Appledore RNLI Lifeboat crew rescue injured gentleman

Lifeboats News Release

Last night (23 July) Appledore RNLI was involved in the rescue of an injured gentleman near Yelland Jetty.

Graham Hobbs

Appledore's inshore lifeboat Glanely (library photo)

Yesterday evening, Thursday 23 July, volunteer Appledore RNLI crew were undertaking their first risk assessed, COVID compliant, practical training exercise on both the all-weather boat, Mollie Hunt, and the inshore lifeboat, Glanely, since the beginning of lock down.

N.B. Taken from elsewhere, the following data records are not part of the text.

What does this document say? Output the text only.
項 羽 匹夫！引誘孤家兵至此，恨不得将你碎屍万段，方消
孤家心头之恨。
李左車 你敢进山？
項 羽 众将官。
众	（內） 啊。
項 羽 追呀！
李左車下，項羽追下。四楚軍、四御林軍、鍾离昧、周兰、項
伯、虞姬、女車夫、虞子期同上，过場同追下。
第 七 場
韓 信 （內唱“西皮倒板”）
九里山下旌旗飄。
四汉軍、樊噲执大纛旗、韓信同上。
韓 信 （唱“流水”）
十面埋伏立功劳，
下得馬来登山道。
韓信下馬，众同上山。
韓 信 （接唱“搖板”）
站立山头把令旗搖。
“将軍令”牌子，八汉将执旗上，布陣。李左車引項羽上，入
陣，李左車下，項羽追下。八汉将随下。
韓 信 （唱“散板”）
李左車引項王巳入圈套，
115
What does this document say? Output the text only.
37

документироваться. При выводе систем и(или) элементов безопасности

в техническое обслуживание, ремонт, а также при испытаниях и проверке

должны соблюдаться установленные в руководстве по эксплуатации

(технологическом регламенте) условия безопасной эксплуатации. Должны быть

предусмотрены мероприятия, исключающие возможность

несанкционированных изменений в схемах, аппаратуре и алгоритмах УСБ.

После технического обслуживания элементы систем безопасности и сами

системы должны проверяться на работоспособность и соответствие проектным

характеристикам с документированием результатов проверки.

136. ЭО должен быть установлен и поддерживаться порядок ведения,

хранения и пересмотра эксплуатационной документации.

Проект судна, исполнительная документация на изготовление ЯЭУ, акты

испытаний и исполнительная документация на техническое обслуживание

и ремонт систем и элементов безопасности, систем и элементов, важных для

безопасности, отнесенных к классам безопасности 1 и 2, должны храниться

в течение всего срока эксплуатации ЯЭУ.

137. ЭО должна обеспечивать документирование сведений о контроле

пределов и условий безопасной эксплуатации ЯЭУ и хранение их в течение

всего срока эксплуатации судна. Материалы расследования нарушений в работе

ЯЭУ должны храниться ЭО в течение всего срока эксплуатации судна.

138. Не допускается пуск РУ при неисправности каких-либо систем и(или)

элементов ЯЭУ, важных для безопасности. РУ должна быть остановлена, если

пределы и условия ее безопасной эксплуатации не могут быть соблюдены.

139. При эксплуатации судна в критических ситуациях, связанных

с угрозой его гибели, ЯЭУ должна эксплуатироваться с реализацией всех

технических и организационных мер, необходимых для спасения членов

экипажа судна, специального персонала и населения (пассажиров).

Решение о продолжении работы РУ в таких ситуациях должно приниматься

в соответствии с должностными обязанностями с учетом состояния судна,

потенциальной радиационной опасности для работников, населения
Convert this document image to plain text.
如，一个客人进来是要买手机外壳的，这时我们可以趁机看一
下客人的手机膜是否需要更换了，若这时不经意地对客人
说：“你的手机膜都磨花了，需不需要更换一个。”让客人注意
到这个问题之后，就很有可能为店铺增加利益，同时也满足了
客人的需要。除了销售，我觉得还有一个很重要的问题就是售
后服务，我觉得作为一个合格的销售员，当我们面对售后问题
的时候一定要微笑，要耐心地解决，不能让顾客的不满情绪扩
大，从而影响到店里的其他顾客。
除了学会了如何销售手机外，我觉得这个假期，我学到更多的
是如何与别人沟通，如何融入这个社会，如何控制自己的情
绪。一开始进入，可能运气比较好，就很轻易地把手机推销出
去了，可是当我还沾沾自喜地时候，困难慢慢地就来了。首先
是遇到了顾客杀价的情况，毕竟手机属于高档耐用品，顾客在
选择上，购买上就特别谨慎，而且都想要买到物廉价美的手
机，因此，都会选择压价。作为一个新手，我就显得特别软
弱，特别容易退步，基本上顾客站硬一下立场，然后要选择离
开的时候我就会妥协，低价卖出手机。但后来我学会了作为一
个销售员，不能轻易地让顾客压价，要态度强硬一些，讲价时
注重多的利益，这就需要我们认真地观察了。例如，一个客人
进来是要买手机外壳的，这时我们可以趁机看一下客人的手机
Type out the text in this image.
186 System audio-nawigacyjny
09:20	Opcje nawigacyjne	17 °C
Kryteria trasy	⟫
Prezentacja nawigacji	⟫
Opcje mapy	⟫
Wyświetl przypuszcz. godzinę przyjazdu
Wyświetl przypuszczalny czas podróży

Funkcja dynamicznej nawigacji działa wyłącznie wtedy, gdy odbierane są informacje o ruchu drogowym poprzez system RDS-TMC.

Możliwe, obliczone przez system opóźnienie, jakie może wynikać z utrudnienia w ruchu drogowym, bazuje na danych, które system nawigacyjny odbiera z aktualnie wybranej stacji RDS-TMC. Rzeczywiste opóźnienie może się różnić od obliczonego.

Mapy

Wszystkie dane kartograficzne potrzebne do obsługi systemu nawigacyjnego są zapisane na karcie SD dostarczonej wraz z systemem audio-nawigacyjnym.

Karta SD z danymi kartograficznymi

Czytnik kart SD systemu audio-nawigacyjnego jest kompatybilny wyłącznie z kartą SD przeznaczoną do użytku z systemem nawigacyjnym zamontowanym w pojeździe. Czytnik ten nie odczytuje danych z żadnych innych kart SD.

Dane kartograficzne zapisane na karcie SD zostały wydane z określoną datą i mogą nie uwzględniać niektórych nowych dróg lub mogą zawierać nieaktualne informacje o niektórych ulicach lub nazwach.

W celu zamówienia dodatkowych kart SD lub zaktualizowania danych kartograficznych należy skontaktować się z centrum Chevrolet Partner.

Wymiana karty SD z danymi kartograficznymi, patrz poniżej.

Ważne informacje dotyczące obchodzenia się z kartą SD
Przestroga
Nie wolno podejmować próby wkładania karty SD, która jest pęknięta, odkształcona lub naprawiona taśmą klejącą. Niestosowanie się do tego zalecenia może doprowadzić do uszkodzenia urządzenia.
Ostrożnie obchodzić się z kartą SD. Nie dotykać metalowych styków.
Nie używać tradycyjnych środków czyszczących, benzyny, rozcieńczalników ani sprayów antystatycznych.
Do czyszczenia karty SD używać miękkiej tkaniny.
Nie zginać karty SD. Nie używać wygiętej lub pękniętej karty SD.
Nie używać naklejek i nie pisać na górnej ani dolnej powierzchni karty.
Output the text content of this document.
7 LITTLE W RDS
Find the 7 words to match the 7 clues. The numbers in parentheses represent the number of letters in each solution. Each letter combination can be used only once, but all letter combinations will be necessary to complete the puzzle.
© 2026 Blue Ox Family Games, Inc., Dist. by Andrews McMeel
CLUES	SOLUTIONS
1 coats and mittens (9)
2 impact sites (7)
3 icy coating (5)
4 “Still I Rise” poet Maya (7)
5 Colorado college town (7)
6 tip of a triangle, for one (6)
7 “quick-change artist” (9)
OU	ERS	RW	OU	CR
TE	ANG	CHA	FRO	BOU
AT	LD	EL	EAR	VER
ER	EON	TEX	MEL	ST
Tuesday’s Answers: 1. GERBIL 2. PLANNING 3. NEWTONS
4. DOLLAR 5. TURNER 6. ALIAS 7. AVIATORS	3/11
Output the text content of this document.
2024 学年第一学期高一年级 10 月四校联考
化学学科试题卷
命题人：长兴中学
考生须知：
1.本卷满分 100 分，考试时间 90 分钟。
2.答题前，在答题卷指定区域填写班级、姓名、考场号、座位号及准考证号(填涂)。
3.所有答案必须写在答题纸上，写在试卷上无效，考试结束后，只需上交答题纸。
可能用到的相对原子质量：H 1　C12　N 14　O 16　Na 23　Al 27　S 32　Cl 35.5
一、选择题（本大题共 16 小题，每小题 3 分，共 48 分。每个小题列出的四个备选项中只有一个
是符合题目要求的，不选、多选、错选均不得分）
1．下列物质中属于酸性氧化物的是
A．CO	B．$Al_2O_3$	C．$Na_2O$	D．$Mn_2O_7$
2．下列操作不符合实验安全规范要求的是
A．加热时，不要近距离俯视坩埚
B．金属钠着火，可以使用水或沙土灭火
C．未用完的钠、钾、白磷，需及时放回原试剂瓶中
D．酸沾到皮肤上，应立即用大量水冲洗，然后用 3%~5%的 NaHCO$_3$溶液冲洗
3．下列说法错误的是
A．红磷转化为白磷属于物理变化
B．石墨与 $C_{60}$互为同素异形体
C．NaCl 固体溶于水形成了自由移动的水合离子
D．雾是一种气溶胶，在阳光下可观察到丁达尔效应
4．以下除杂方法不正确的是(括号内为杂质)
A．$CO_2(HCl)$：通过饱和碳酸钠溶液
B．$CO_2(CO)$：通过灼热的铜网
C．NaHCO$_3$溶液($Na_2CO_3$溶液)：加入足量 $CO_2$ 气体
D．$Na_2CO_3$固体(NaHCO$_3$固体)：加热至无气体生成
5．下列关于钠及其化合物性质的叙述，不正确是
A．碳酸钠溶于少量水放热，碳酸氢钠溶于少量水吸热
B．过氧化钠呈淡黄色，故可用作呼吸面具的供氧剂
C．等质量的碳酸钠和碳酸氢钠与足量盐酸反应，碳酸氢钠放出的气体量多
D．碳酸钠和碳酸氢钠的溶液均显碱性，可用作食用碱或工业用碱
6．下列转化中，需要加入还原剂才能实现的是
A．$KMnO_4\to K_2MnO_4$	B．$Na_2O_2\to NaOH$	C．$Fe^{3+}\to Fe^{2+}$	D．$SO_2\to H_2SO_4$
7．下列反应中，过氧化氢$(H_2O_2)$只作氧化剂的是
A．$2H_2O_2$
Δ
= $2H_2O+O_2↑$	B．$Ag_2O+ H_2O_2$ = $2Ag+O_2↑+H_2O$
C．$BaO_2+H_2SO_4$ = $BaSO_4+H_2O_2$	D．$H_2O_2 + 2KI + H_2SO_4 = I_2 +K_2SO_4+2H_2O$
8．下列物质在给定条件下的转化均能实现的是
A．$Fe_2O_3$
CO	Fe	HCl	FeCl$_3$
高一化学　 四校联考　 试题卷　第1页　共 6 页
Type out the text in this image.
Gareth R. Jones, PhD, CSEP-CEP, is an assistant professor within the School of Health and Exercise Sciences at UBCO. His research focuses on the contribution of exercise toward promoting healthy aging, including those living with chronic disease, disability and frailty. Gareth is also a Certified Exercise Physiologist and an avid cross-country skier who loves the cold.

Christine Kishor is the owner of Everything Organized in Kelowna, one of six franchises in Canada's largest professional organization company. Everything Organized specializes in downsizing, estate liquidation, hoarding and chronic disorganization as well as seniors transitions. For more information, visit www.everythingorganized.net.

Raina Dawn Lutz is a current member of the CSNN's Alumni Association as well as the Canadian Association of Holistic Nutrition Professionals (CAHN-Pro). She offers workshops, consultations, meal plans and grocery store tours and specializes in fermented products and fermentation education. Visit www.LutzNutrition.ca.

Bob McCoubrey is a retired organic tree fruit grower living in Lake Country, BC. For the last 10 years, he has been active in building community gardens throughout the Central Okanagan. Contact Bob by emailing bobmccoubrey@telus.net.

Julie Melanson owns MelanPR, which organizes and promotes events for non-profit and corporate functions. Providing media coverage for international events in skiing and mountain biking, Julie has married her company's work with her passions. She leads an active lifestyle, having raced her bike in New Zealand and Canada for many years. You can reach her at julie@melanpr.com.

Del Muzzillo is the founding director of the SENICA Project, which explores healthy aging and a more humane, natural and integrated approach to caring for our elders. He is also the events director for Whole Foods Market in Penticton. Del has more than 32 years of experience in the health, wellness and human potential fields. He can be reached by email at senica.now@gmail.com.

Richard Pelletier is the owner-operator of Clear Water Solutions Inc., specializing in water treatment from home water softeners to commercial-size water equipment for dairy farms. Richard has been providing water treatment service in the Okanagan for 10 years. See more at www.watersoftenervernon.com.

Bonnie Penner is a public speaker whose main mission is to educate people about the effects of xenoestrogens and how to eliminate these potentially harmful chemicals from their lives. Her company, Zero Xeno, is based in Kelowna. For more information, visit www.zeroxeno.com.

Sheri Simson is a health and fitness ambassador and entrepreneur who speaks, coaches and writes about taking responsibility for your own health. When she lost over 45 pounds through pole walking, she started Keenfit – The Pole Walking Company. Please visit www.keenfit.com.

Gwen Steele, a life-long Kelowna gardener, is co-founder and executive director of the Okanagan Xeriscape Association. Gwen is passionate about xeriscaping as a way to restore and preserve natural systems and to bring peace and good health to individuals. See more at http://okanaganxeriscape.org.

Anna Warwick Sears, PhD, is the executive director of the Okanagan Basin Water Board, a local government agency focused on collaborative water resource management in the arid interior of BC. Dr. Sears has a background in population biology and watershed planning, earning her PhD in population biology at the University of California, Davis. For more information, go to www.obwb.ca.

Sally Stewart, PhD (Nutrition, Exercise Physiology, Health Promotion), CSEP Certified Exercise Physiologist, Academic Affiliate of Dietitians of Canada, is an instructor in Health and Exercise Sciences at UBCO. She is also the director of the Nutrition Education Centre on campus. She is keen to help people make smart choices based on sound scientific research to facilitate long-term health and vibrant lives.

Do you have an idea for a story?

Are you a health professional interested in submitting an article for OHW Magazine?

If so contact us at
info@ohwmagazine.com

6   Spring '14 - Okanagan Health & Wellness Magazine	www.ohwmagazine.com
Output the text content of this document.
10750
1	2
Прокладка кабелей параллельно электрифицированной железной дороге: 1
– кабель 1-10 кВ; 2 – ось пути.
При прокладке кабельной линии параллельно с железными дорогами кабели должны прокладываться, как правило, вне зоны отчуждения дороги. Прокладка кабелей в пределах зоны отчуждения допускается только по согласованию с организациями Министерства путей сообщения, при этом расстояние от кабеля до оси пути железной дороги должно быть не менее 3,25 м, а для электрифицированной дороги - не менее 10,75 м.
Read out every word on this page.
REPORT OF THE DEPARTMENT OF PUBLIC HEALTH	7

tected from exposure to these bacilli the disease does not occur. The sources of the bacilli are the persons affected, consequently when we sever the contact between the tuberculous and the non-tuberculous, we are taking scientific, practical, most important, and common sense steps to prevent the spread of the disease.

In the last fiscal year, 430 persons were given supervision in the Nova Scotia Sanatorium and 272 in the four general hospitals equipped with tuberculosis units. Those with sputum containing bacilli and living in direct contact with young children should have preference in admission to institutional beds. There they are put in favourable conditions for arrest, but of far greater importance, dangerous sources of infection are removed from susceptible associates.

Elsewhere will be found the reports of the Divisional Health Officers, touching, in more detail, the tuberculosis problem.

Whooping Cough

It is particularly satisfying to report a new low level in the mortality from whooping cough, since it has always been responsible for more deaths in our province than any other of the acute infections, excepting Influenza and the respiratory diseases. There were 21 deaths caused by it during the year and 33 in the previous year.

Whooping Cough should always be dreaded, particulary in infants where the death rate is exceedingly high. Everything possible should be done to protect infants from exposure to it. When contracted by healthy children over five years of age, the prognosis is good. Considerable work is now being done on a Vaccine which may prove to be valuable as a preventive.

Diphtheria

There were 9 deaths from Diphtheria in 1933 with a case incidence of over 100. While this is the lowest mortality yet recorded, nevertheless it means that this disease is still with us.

Due to the necessity of keeping the crew, lifeboats and lifeboat house free of COVID so they can react immediately and safely to anyone in need on the water, the lifeboat house has remained closed during lockdown, for everything but emergency shouts and necessary routine maintenance.

At just after 8.30 pm, just as the inshore lifeboat was coming ashore, an emergency call came in to help a 75 year old gentleman who had been fishing and fallen or slipped 25 foot down an embankment, thought to be around 500 metres from Yelland Jetty. Having suffered possible head, chest, leg or hip injuries, the gentleman had managed to phone his family to ask for help. Thankfully his family immediately phoned the Coastguard and Appledore RNLI was asked to assist.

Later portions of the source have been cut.